Masyarakat awam banyak yang tidak mengetahui perbedaan antara Klenteng dan Vihara. Kedua bangunan ini pada dasarnya berbeda dalam segi arsitekturnya. Klenteng pada dasarnya, menerapkan arsitektur tradisional Tionghoa dan berfungsi sebagai tempat aktivitas sosial masyarakat.

Selain berfungsi sebagai tempat spiritual, Vihara juga ada yang berarsitektur tradisional Tionghoa, seperti pada vihara Buddhis aliran Mahayana yang memang berasal dari Tiongkok.

Contohnya jika di Indonesia adalah Klenteng Tay Kak Sie Semarang yang termasuk tempat ibadah agama Buddha Mahayana.
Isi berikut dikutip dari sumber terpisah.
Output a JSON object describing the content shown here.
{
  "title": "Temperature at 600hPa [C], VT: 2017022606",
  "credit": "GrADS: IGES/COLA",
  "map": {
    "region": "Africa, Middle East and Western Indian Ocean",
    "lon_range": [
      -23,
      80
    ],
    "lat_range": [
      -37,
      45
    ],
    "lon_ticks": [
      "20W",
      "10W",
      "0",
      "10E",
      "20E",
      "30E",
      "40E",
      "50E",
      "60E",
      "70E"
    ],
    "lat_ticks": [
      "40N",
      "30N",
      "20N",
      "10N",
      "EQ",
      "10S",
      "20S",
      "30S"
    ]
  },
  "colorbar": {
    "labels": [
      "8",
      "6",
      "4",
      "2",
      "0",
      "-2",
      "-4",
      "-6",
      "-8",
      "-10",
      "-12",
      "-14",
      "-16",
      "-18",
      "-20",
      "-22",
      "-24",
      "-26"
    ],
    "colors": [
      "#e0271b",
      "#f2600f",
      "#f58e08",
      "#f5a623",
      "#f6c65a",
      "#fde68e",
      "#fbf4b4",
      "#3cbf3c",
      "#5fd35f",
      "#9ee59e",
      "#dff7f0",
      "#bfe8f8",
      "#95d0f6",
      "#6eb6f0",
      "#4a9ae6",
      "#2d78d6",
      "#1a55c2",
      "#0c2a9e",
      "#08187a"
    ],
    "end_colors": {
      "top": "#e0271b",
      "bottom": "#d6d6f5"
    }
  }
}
Hal ini perlu diketahui bahwa Vihara dalam bahasa Mandarin adalah "si".

Contoh Vihara Shawline atau yang dikenal dengan sebutan Shaolin. Perbedaan antara Klenteng dan Vihara kemudian menjadi rancu karena peristiwa gerakan 30 S PKI pada tahun 1965.

Imbas peristiwa tersebut adalah pelarangan kebudayaan Tionghoa, termasuk kepercayaan tradisional Tionghoa oleh pemerintah Orde Baru. Pada masa itu, Klenteng terancam ditutup secara paksa.

Banyak klenteng yang kemudian mengadopsi nama dari bahasa Sansekerta atau bahasa Pali yang mengubah nama menjadi Vihara dan mencatatkan surat izin dalam naungan agama Buddha demi kelangsungan peribadatan dan kepemilikan.

Hal tersebut yang akhirnya terjadi kerancuan dalam membedakan klenteng dengan Vihara. Setelah Orde Baru digantikan oleh Orde Reformasi, banyak Vihara yang kemudian mengganti nama kembali ke nama yang semula berbau Tionghoa dan lebih berani menyatakan diri sebagai Klenteng daripada Vihara atau menamakan diri sebagai Tempat Ibadah Tridharma.